Apple may now be shrinking the time it stores location data from months to seven days, but it's doing so out of the goodness of its heart. It could reverse this decision – or another bug could appear that causes longer-term storage again. The only consequence would be another embarrassing news story.

That’s lunacy. Laws – not promises -- are needed to codify what location information can be used for, and how long it can be stored.
The law governing health care personal information law, HIPPA, has many flaws, but it served one important purpose. HIPPA created a mystique around health care information, a culture of very conservative information sharing among health care workers. The seriousness with which doctors, nurses, dentists, etc., take HIPPA's secrecy policy is striking. I have several friends who volunteer at hospitals and are deathly afraid of talking about patients in even the most general terms.
Those who collect location information should be forced into a culture at least that sober. Apple should know, for example, that if it ever stores a year of location information anywhere again, there will be consequences that will immediately impact the company’s bottom line, and its stock price.
I know many people really believe they have nothing to hide. Clearly, millions of Internet users are comfortable broadcasting their location to the world, and can't imagine any serious consequences coming from it. They might be right. It's certainly their right to take advantage of the fun things location-enabled software can do, and no one wants to take that away from them.

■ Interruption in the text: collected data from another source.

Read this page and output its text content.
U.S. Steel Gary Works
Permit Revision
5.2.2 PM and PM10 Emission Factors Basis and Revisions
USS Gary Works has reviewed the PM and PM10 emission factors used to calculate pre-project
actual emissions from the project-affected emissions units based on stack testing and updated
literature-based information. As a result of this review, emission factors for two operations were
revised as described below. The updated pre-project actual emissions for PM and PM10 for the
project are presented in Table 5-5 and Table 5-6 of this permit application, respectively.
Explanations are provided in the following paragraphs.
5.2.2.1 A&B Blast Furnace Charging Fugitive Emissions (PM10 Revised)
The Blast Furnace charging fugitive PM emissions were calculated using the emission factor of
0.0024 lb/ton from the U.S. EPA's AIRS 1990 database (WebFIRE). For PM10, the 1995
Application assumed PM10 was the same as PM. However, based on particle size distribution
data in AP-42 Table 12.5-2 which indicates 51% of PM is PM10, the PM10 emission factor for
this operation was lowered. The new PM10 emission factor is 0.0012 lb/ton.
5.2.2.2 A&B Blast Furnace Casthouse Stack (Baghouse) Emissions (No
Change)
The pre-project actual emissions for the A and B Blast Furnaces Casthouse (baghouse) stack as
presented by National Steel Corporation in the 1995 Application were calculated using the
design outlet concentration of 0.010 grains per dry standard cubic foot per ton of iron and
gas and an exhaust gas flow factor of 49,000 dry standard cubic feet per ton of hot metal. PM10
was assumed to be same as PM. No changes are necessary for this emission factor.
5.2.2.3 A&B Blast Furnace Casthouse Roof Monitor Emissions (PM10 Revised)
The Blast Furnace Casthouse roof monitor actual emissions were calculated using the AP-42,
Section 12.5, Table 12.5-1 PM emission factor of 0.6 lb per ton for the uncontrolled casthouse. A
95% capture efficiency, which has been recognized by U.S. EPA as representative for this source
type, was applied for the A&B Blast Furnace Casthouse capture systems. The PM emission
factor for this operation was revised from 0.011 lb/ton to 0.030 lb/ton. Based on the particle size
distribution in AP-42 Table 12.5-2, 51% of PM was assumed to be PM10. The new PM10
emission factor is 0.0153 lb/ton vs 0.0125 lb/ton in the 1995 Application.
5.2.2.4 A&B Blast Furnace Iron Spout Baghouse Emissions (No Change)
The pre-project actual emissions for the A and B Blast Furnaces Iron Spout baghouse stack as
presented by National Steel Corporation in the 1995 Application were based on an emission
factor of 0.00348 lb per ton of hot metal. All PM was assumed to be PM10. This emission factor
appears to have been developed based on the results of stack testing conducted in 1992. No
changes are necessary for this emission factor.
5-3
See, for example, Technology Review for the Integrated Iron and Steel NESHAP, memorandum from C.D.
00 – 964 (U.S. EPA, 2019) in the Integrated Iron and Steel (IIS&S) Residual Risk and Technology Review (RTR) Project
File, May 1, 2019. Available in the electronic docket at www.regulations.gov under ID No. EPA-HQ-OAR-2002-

I would respectfully argue that this is unsophisticated thinking, however. Today's neat location perk is a scant trade-off for unknown consequences that might come 5, 10, even 25 years from now. I think most people, confronted with the reality that a foreign government might build a case against them someday based on detailed information about their whereabouts, would come to more moderate conclusions about what they have to hide. How easy would it be to determine your religion, your employer, perhaps even your political views, from an intelligent search of your location information? Why should that ever be possible?
It's crazy that we're walking into a world where companies and governments know where we are, and where we’ve been, without guiding principles to save us from ourselves. Location information should be deleted immediately after it is not needed for the exact purpose it was collected for.
We need a law of the land before we permanently lose the idea that where we are, and where we've been, is a sacred secret.